Dr Joan Soto from the University of Valencia (Spain), visited us at the museum during August/September 2017 to collaborate with HYPNO on the mysterious issue of linking hydroids and their medusae. We asked him about his experience, and got the following:
Imagine a caterpillar and its butterfly described as different species by the scientific community. Now think on how confusing it would be if everybody kept calling them with different names over centuries. Well, this is the case of many hydroids and their corresponding medusae!
Hydrozoans, together with other well-known animals such as corals, anemones and jellyfishes, are included within the Phylum Cnidaria. Most hydrozoans are metagenetic, which means that they alternate between asexual (the polyp, usually benthic) and sexual (medusae, usually pelagic) stages in their life. Since the early works by Linnaeus in the mid-18th century, the very first scientists who showed interest in hydrozoans specialized primarily in a single stage of their life cycle, often neglecting the other, and even those courageous scientists who accepted the challenge of studying both groups were unable to discover the correspondence between such different animals as the polyp and the medusa.
Nowadays, in the era of molecular tools, new techniques are revealing that things are not what they seem, neither do they look like what they really are. Thanks to project HYPNO, several links between polyps and medusae have been found, with the subsequent adjustment in their ID (a.k.a. their scientific name), but that is not all! New evidences are bringing to light that some hydrozoans, even if they are morphologically identical to each other, in reality belong to different species, a fact known as “cryptic species”.

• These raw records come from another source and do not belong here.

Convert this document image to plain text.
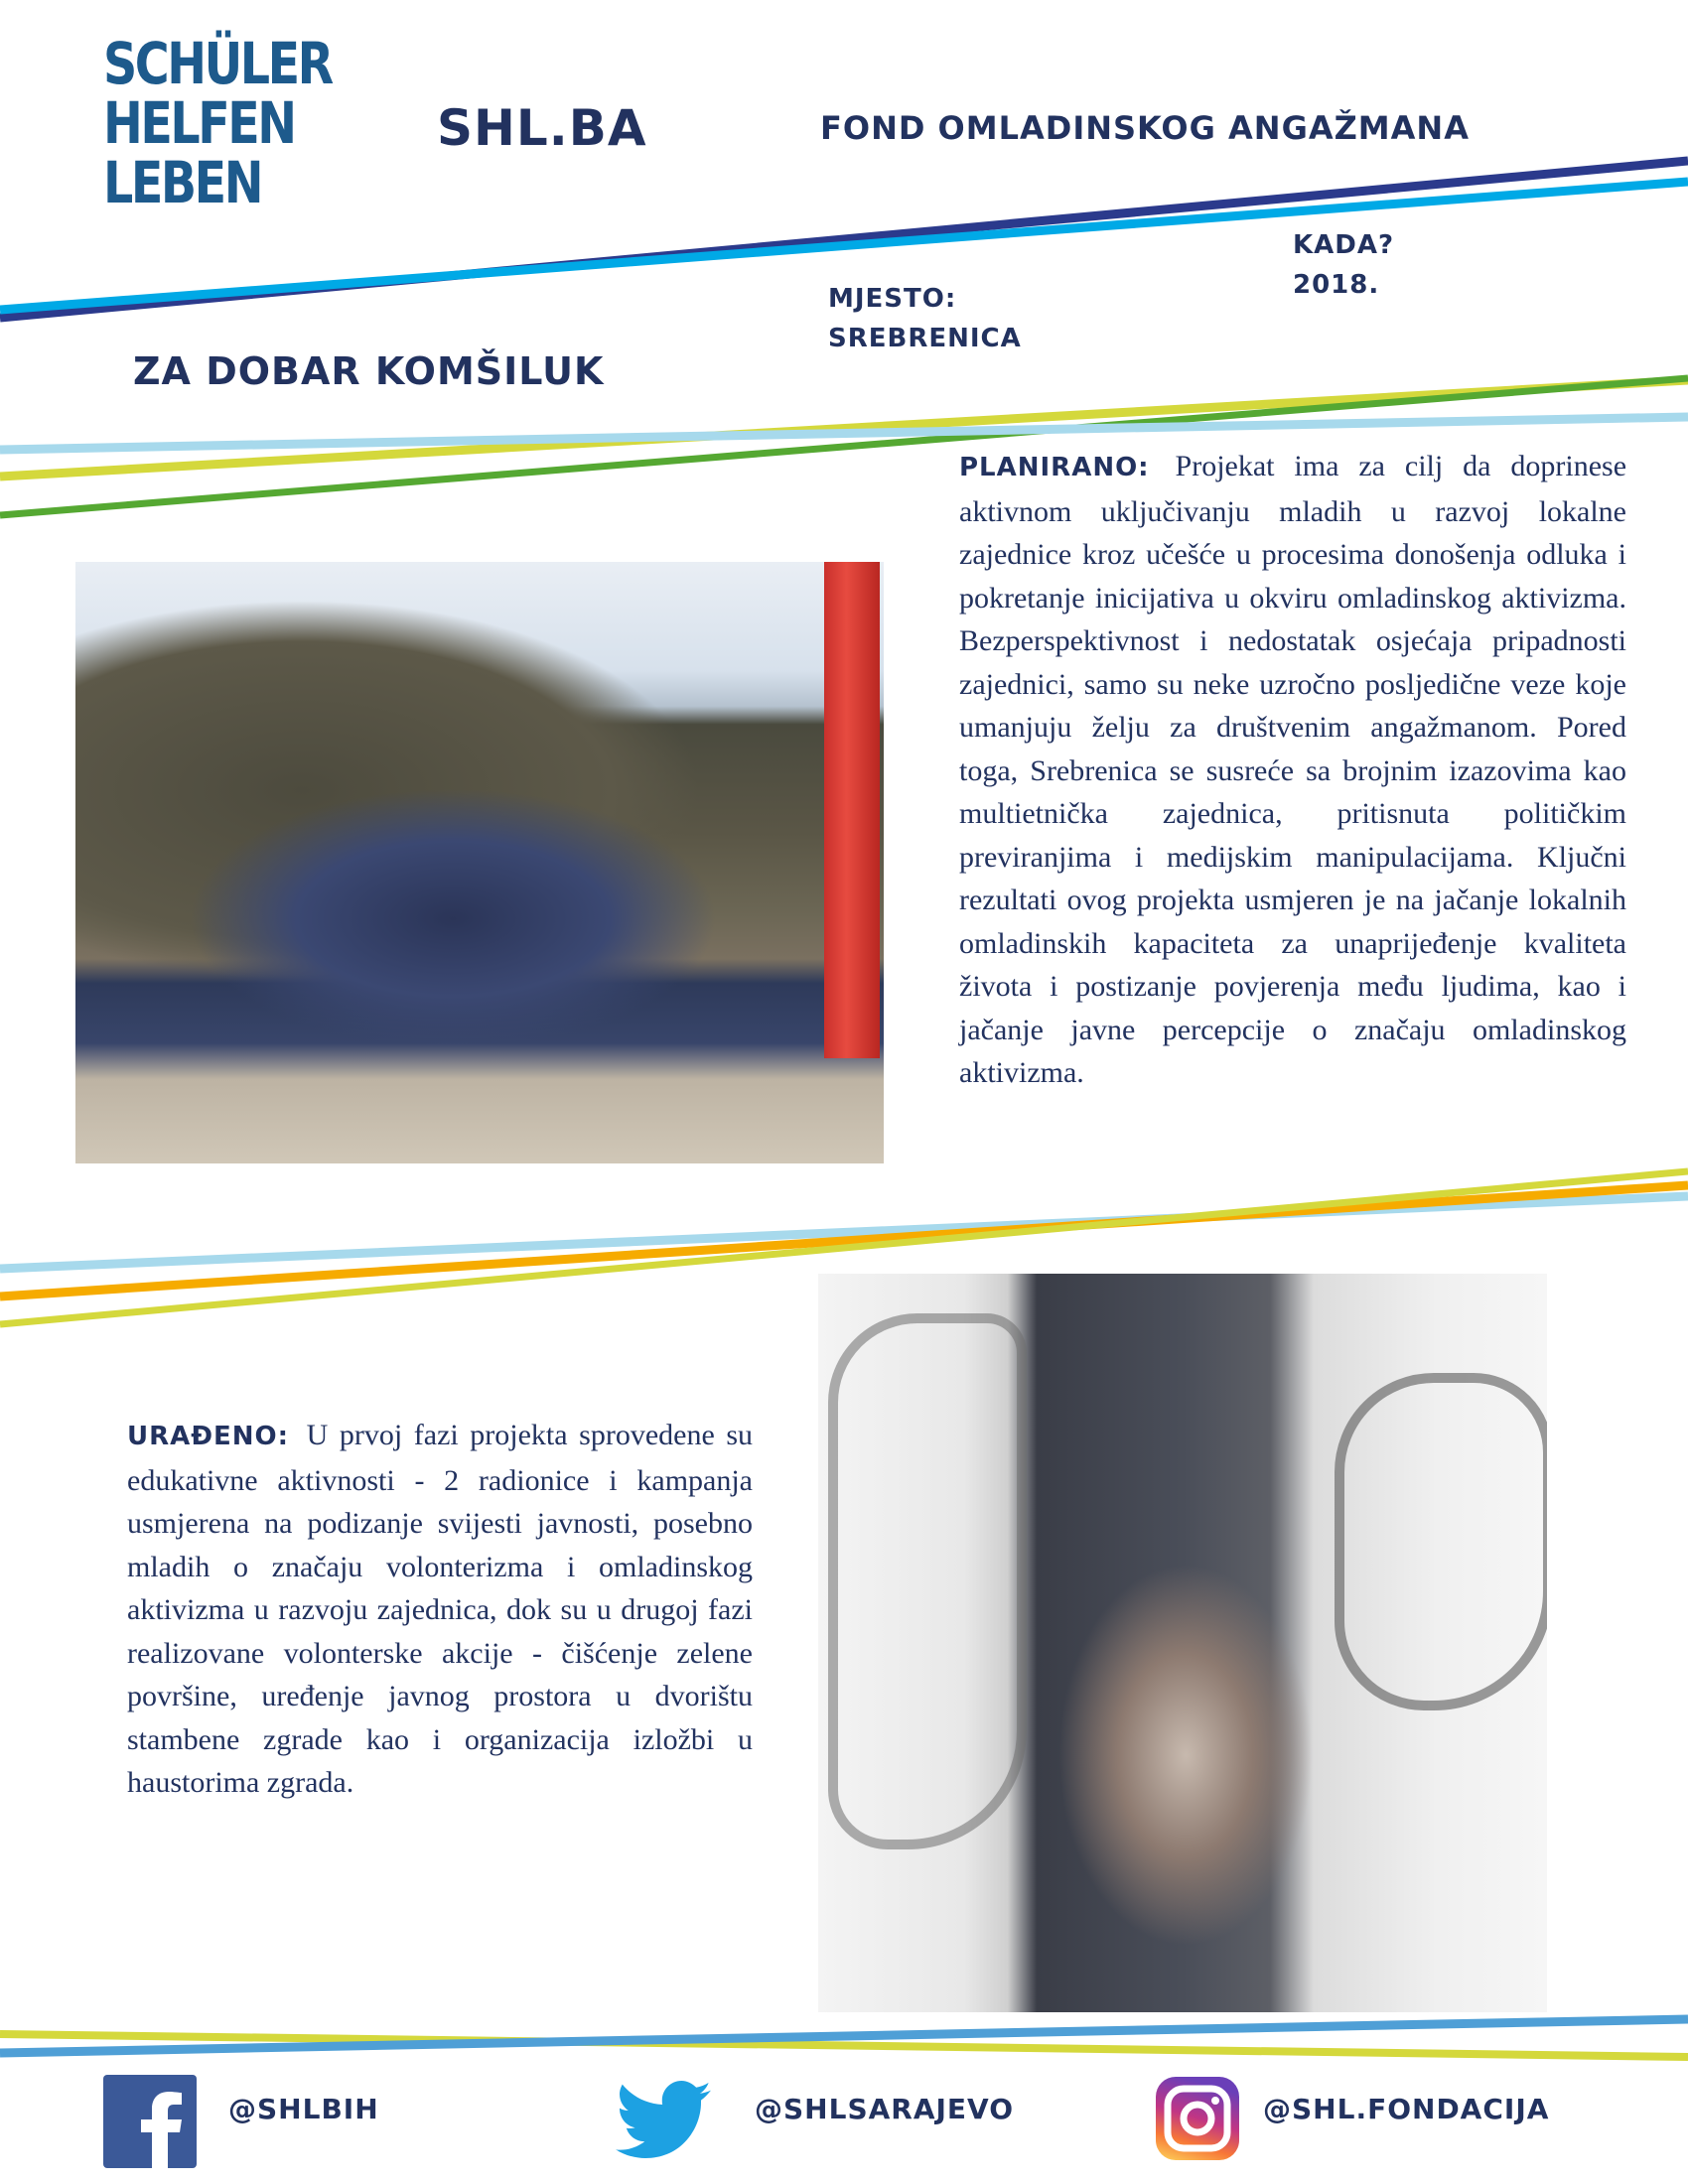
SCHÜLER
HELFEN
LEBEN
SHL.BA	FOND OMLADINSKOG ANGAŽMANA
KADA?
2018.
MJESTO:
SREBRENICA
ZA DOBAR KOMŠILUK
PLANIRANO: Projekat ima za cilj da doprinese aktivnom uključivanju mladih u razvoj lokalne zajednice kroz učešće u procesima donošenja odluka i pokretanje inicijativa u okviru omladinskog aktivizma. Bezperspektivnost i nedostatak osjećaja pripadnosti zajednici, samo su neke uzročno posljedične veze koje umanjuju želju za društvenim angažmanom. Pored toga, Srebrenica se susreće sa brojnim izazovima kao multietnička zajednica, pritisnuta političkim previranjima i medijskim manipulacijama. Ključni rezultati ovog projekta usmjeren je na jačanje lokalnih omladinskih kapaciteta za unaprijeđenje kvaliteta života i postizanje povjerenja među ljudima, kao i jačanje javne percepcije o značaju omladinskog aktivizma.
URAĐENO: U prvoj fazi projekta sprovedene su edukativne aktivnosti - 2 radionice i kampanja usmjerena na podizanje svijesti javnosti, posebno mladih o značaju volonterizma i omladinskog aktivizma u razvoju zajednica, dok su u drugoj fazi realizovane volonterske akcije - čišćenje zelene površine, uređenje javnog prostora u dvorištu stambene zgrade kao i organizacija izložbi u haustorima zgrada.
@SHLBIH	@SHLSARAJEVO	@SHL.FONDACIJA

Both of these phenomena may be involved in the taxonomic confusion surrounding the hydroid Stegopoma plicatile and the medusa Ptychogena crocea, the former a worldwide reported species, the latter a Norwegian endemism. How can a medusa be so restricted in distribution while its hydroid lives everywhere? Perhaps now we know the answer thanks to molecular tools: Stegopoma plicatile may represent a complex of species, hiding a misunderstood diversity, and similar S. plicatile hydroids may produce different Ptychogena medusae. In other words, perhaps the polyp does not have such a wide distribution, and records from other parts of the world should be re-examined in detail, paying special attention to the tiniest and easily overlooked details of its morphology. But of course this is a job only for very patient detectives…
Thus, this was the objective of my recent visit to the Bergen University Museum. An outstanding month surrounded by enthusiastic scientists, amazing landscapes, restricted doses of sun, and upcoming challenges: we trust that current and future analyses combining both molecular and morphological taxonomy will lead to settle the correspondence of Stegopoma hydroids with other Ptychogena-like medusae from all over the globe, or even to the description of new species to science!